What is the Interquartile Range (IQR)?
The interquartile range (IQR) measures the spread of the middle half of your data. It is the range for the middle 50% of your sample. Use the IQR to assess the variability where most of your values lie. Larger values indicate that the central portion of your data spread out further. Conversely, smaller values show that the middle values cluster more tightly.
In this post, learn what the interquartile range means and the many ways to use it! I’ll show you how to find the interquartile range, use it to measure variability, graph it in boxplots to assess distribution properties, use it to identify outliers, and test whether your data are normally distributed.

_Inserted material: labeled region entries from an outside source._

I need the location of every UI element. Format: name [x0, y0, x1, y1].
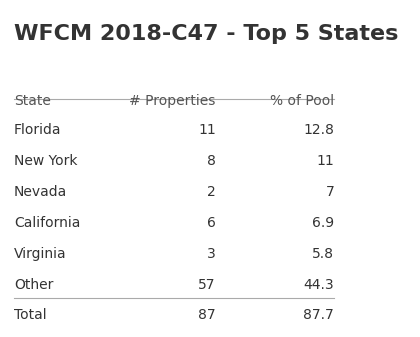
Text: Virginia: Virginia	[14, 247, 66, 261]
Text: State: State	[14, 94, 51, 109]
Text: 11: 11	[316, 154, 334, 168]
Text: 6.9: 6.9	[312, 216, 334, 230]
Text: Florida: Florida	[14, 123, 61, 137]
Text: 6: 6	[207, 216, 216, 230]
Text: 87: 87	[198, 308, 216, 322]
Text: 3: 3	[207, 247, 216, 261]
Text: 12.8: 12.8	[303, 123, 334, 137]
Text: 7: 7	[326, 185, 334, 199]
Text: Total: Total	[14, 308, 47, 322]
Text: 2: 2	[207, 185, 216, 199]
Text: 87.7: 87.7	[303, 308, 334, 322]
Text: # Properties: # Properties	[129, 94, 216, 109]
Text: 8: 8	[207, 154, 216, 168]
Text: New York: New York	[14, 154, 77, 168]
Text: Other: Other	[14, 278, 53, 292]
Text: 57: 57	[198, 278, 216, 292]
Text: WFCM 2018-C47 - Top 5 States: WFCM 2018-C47 - Top 5 States	[14, 24, 398, 43]
Text: % of Pool: % of Pool	[270, 94, 334, 109]
Text: California: California	[14, 216, 80, 230]
Text: 11: 11	[198, 123, 216, 137]
Text: Nevada: Nevada	[14, 185, 67, 199]
Text: 5.8: 5.8	[312, 247, 334, 261]
Text: 44.3: 44.3	[304, 278, 334, 292]
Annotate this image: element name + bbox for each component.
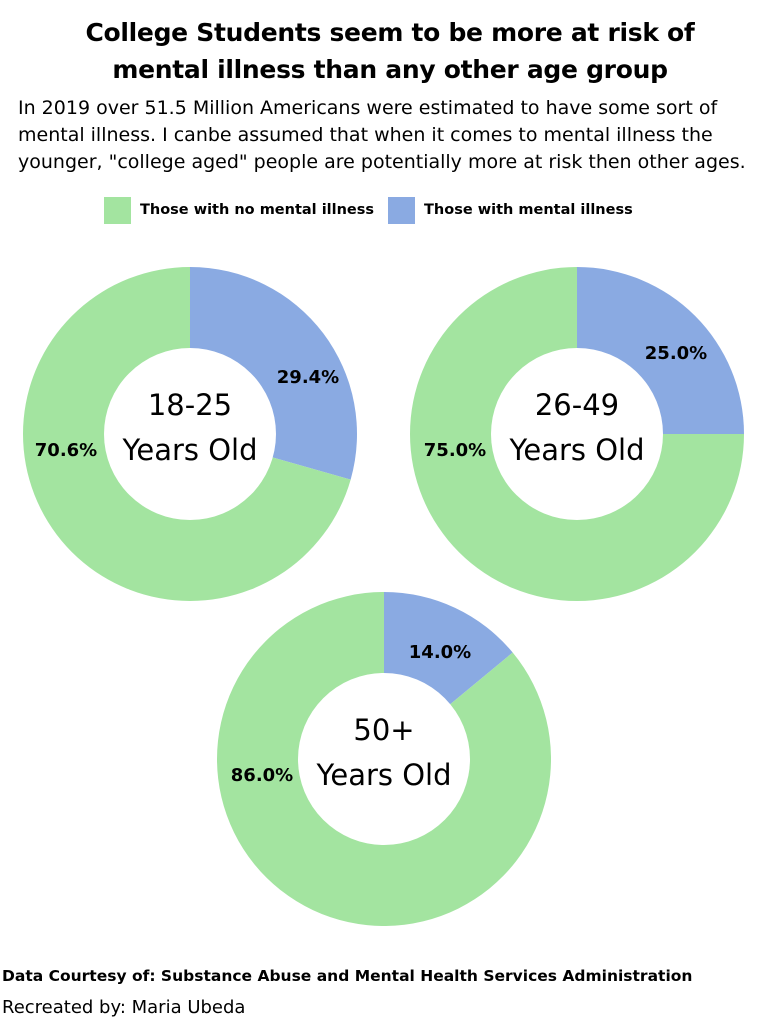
- donut-2-data-label-mental-illness: 25.0%: [645, 343, 707, 364]
- donut-3-hole: [298, 673, 470, 845]
- donut-3-center-label-1: 50+: [353, 713, 414, 747]
- donut-chart-1: 29.4% 70.6% 18-25 Years Old: [23, 267, 358, 602]
- donut-chart-2: 25.0% 75.0% 26-49 Years Old: [410, 267, 744, 601]
- chart-subtitle: In 2019 over 51.5 Million Americans were…: [18, 97, 746, 173]
- recreated-by: Recreated by: Maria Ubeda: [2, 997, 246, 1018]
- legend-item-no-mental-illness: Those with no mental illness: [104, 196, 375, 224]
- chart-title: College Students seem to be more at risk…: [85, 18, 695, 84]
- donut-2-center-label-1: 26-49: [535, 388, 619, 422]
- data-source: Data Courtesy of: Substance Abuse and Me…: [2, 967, 693, 985]
- legend-swatch-no-mental-illness: [104, 196, 131, 224]
- donut-chart-3: 14.0% 86.0% 50+ Years Old: [217, 592, 552, 926]
- donut-2-hole: [491, 348, 663, 520]
- donut-3-center-label-2: Years Old: [315, 758, 451, 792]
- donut-1-hole: [104, 348, 276, 520]
- donut-3-data-label-mental-illness: 14.0%: [409, 642, 471, 663]
- legend-swatch-mental-illness: [388, 196, 416, 224]
- legend-label-mental-illness: Those with mental illness: [424, 202, 633, 218]
- legend-label-no-mental-illness: Those with no mental illness: [140, 202, 375, 218]
- legend-item-mental-illness: Those with mental illness: [388, 196, 633, 224]
- donut-1-data-label-mental-illness: 29.4%: [277, 367, 339, 388]
- donut-1-data-label-no-mental-illness: 70.6%: [35, 440, 97, 461]
- donut-3-data-label-no-mental-illness: 86.0%: [231, 765, 293, 786]
- donut-1-center-label-2: Years Old: [121, 433, 257, 467]
- donut-1-center-label-1: 18-25: [148, 388, 232, 422]
- donut-2-center-label-2: Years Old: [508, 433, 644, 467]
- donut-2-data-label-no-mental-illness: 75.0%: [424, 440, 486, 461]
- legend: Those with no mental illness Those with …: [104, 196, 647, 224]
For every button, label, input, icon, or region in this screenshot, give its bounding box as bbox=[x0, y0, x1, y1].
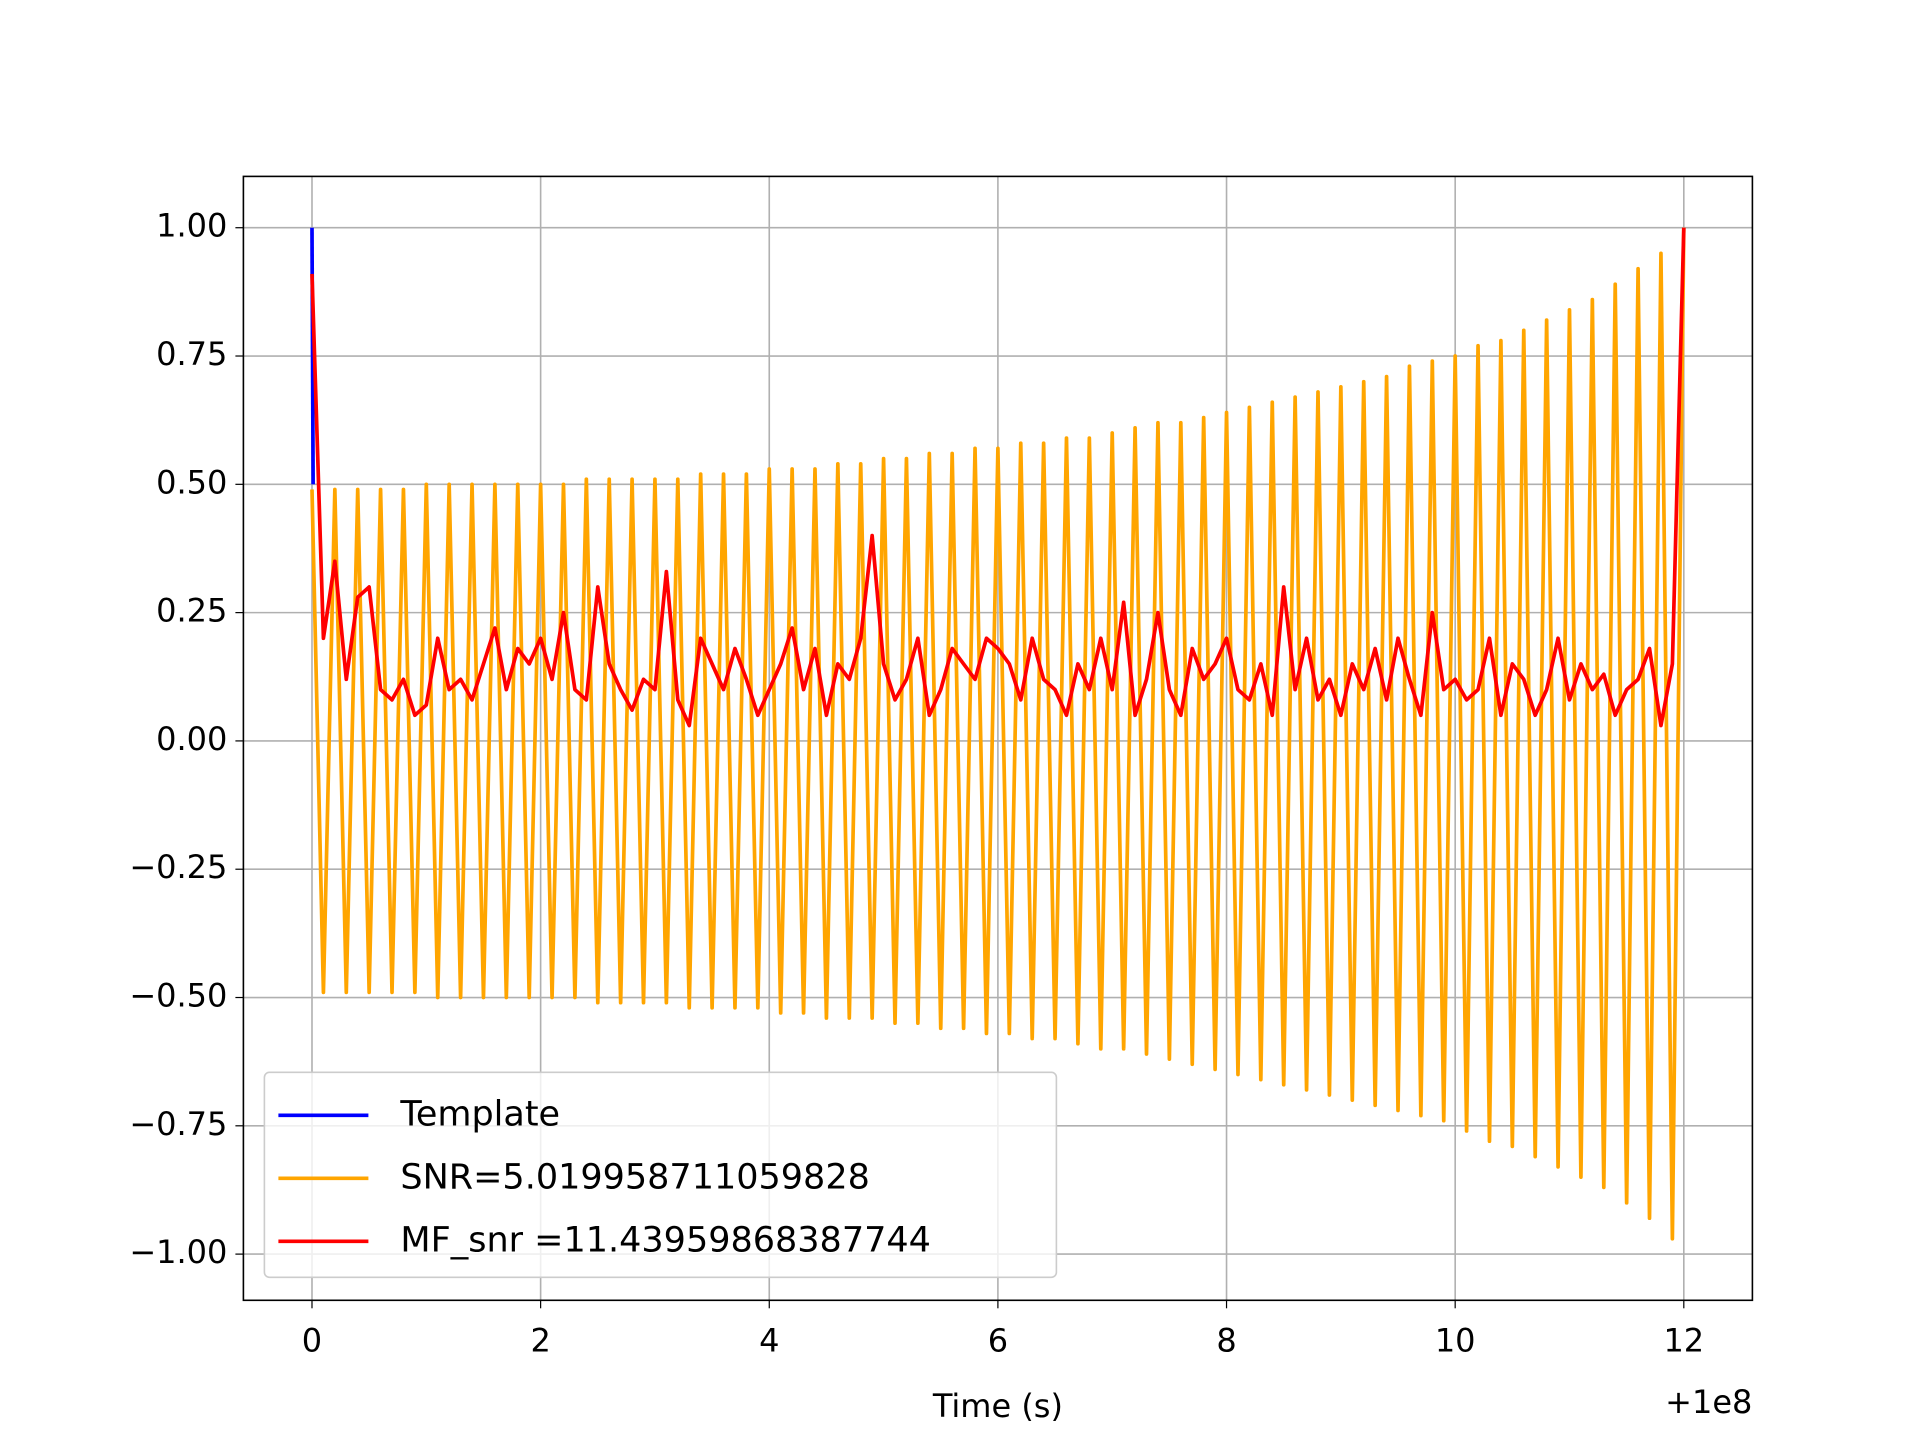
x-tick-label: 0 bbox=[302, 1321, 322, 1359]
x-tick-label: 10 bbox=[1435, 1321, 1476, 1359]
series-line bbox=[310, 227, 315, 485]
y-tick-label: 0.75 bbox=[156, 335, 227, 373]
legend-label: MF_snr =11.43959868387744 bbox=[400, 1220, 931, 1260]
y-tick-label: 1.00 bbox=[156, 207, 227, 245]
x-tick-label: 8 bbox=[1216, 1321, 1236, 1359]
legend-label: Template bbox=[399, 1094, 560, 1134]
x-tick-label: 12 bbox=[1663, 1321, 1704, 1359]
y-tick-label: −0.25 bbox=[129, 848, 227, 886]
series-line bbox=[310, 227, 1686, 728]
y-tick-label: −0.75 bbox=[129, 1105, 227, 1143]
legend-label: SNR=5.019958711059828 bbox=[400, 1157, 869, 1197]
x-tick-label: 2 bbox=[530, 1321, 550, 1359]
series-line bbox=[310, 227, 1686, 1241]
y-tick-label: −1.00 bbox=[129, 1233, 227, 1271]
plot-frame bbox=[242, 175, 1754, 1302]
y-tick-label: −0.50 bbox=[129, 977, 227, 1015]
y-tick-label: 0.25 bbox=[156, 592, 227, 630]
x-offset-label: +1e8 bbox=[1665, 1383, 1752, 1421]
x-tick-label: 4 bbox=[759, 1321, 779, 1359]
x-tick-label: 6 bbox=[988, 1321, 1008, 1359]
plot-area bbox=[310, 227, 1686, 1241]
x-axis-label: Time (s) bbox=[932, 1387, 1063, 1425]
legend-box bbox=[263, 1071, 1058, 1279]
y-tick-label: 0.50 bbox=[156, 463, 227, 501]
y-tick-label: 0.00 bbox=[156, 720, 227, 758]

The interquartile range is one of several measures of variability. To learn about the others and how the IQR compares, read my post, Measures of Variability.
Interquartile Range Definition
To visualize the interquartile range, imagine dividing your data into quarters. Statisticians refer to these quarters as quartiles and label them from low to high as Q1, Q2, Q3, and Q4. The lowest quartile (Q1) covers the smallest quarter of values in your dataset. The upper quartile (Q4) comprises the highest quarter of values. The interquartile range is the middle half of the data that lies between the upper and lower quartiles. In other words, the interquartile range includes the 50% of data points that are above Q1 and below Q4. The IQR is the red area in the graph below, containing Q2 and Q3 (not labeled).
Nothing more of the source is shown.